According to him, what is needed is an alliance which is ideologically more focused than the APC and not just an aberration of what the APC stands for.

“In any case also, they have to contend with other alliances. I don’t think it will make any difference at all.

“Between now and August, we will know whether they can make qualitative difference and do what APC is able to do,” Musa said.

Be that as it may, Anthony Kila, a Jean Monnet professor of Strategy and Development, believes that the APC and Buhari should be blamed for their current problems. Reacting, in a letter he wrote in from Cambridge, United Kingdom, Kila said:

“As history and political science have taught us, a major consequence of having a political coalition in government is the need for a bespoke leadership for such formation. Such formation tends to be either that of a strong party managed by strong party leaders that hold the government of the coalition alive and to account or a strong head of government who either by practice or by election and or acclamation is also the leader of the coalition.

“In the case of the APC, one bespoke option could have been that of a strong party chairman and party executive council that hold alive the government and the coalition by liaising with the legislative arm of government, leading personalities and various components of the coalition to ensure consultation, deliberation and representation.

“In the case of the APC, another bespoke option could have been a strong passionate, partisan and participative president that holds the coalition together by balancing and satisfying sectorial, ideological and identity interests of the coalition whilst ensuring popularity and consolidation of the party through performance and dialogue with the general public.”

Sadly, Kila noted that in practice, “the APC chose and showed none of the two manifestly advisable options.
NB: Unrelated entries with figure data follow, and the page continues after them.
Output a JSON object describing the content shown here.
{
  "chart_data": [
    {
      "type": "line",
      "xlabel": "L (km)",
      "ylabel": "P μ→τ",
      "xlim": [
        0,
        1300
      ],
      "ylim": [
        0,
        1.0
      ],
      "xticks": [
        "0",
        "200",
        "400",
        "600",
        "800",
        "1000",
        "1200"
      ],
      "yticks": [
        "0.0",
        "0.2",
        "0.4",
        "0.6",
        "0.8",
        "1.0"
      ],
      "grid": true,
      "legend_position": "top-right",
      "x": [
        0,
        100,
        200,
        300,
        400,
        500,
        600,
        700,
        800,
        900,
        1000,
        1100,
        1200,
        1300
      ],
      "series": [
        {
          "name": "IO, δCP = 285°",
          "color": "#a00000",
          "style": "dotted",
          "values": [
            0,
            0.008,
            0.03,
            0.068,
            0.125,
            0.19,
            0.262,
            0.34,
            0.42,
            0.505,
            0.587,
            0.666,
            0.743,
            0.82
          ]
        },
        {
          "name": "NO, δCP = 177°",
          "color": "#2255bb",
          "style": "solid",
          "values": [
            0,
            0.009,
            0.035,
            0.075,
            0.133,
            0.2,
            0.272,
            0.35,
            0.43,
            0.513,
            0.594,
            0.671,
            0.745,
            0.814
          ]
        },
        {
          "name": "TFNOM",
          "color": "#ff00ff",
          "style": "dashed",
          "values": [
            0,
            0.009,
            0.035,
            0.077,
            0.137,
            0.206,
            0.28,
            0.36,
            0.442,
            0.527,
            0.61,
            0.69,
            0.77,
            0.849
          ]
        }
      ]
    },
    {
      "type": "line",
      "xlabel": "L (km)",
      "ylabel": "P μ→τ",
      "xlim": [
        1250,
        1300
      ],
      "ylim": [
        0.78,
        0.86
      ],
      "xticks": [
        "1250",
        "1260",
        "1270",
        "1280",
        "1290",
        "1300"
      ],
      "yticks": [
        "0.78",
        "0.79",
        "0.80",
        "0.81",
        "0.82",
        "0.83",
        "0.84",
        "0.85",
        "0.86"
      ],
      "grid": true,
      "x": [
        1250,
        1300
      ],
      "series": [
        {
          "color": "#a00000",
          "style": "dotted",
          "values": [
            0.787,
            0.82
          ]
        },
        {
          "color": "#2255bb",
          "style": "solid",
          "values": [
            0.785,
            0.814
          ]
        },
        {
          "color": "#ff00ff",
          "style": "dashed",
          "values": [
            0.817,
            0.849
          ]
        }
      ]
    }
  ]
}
Rather they opted for the opposite and even absent of the two possible options. The party tried to rule the country through a weak structure that seems totally uninfluential in terms of governance, policies and appointments. The party was seen and said to be an underfunded, generally inactive and sometimes reactive structure led by good but uncharismatic and uninfluential chairman in the person of Chief John Odigie-Oyegun, who amazingly tried to stay as chairman even when it was clear to even his most ardent supporters that his lacklustre reign was over.

“To compound the situation, the APC also presented a detached presidency that woke up to party affairs only when it was rather too late. When one thinks of President Buhari and his party what often comes to mind is the saying of the marsh standing aloof; acting as if it were not the river’s kin. Even Buhari’s most devout followers will agree in their hearts of hearts that the president could have and should have done a lot more in terms of governance and politics.
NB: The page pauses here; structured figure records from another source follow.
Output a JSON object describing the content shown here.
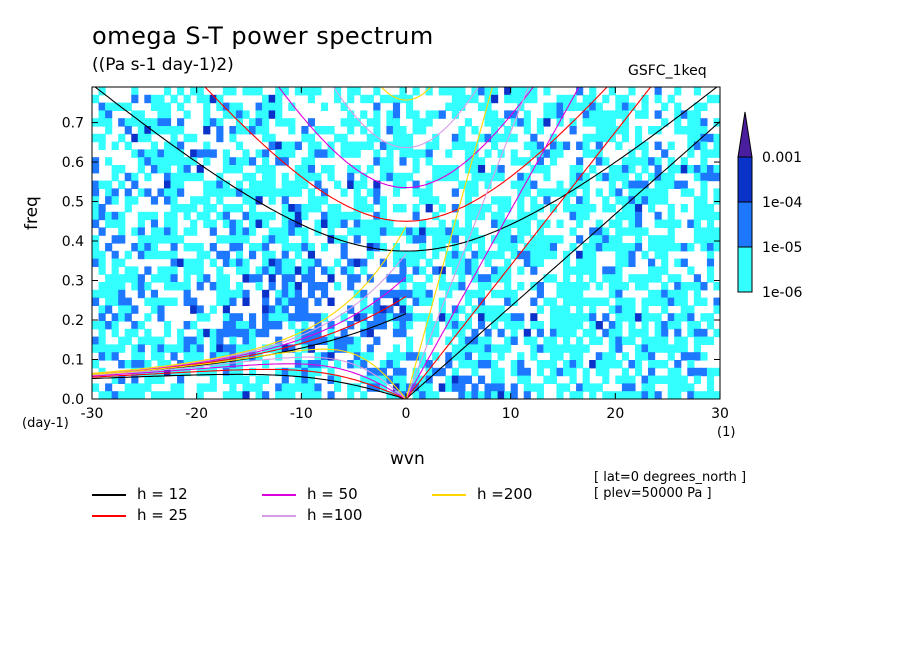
{
  "title": "omega S-T power spectrum",
  "subtitle": "((Pa s-1 day-1)2)",
  "run_label": "GSFC_1keq",
  "meta": [
    "[ lat=0 degrees_north ]",
    "[ plev=50000 Pa ]"
  ],
  "chart_data": {
    "type": "heatmap",
    "xlabel": "wvn",
    "ylabel": "freq",
    "x_unit": "(1)",
    "y_unit": "(day-1)",
    "xlim": [
      -30,
      30
    ],
    "ylim": [
      0,
      0.79
    ],
    "x_ticks": [
      "-30",
      "-20",
      "-10",
      "0",
      "10",
      "20",
      "30"
    ],
    "y_ticks": [
      "0.0",
      "0.1",
      "0.2",
      "0.3",
      "0.4",
      "0.5",
      "0.6",
      "0.7"
    ],
    "colorbar": {
      "levels": [
        "1e-06",
        "1e-05",
        "1e-04",
        "0.001"
      ],
      "colors": [
        "#33ffff",
        "#1e78ff",
        "#0a32c8",
        "#4b1ea0"
      ]
    },
    "dispersion_curves": [
      {
        "name": "h = 12",
        "h": 12,
        "color": "#000000"
      },
      {
        "name": "h = 25",
        "h": 25,
        "color": "#ff0000"
      },
      {
        "name": "h = 50",
        "h": 50,
        "color": "#dd00dd"
      },
      {
        "name": "h =100",
        "h": 100,
        "color": "#d79be6"
      },
      {
        "name": "h =200",
        "h": 200,
        "color": "#ffd700"
      }
    ]
  }
}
“The result of a coalition government managed by a weak party and an absent president is erosion of popular support, malcontent amongst party chieftains and dismemberment.”

In any case, Kingsley Moghalu, the presidential aspirant of the Young Progressive Party, YPP, however, said what Nigerians needed now was a paradigm shift and not a coalition of party for effective change in 2019. “We need a paradigm shift in governance. A regrouping of the booted out PDP and members of the failed APC will not achieve that. Things are falling apart and the centre cannot hold. The shifting allegiances of the same old faces and the same old career politicians will mean the same old problems for Nigeria.”

Moghalu, who spoke in an interview, said: “Our long-suffering masses need something new, something different, and something bold if we have truly learnt the lessons of 2015. Remember: another coalition brought the APC into the presidency. With the PDP-led MoU and the disastrous performance of the APC, the path is now open for a real transformative third force and generational shift, which a Kingsley Moghalu presidency would represent for Nigeria.”

That, indeed, is key. But whether the APC or the new coalition would be the choice of Nigerians is anybody’s guess. For now, the showdown has started.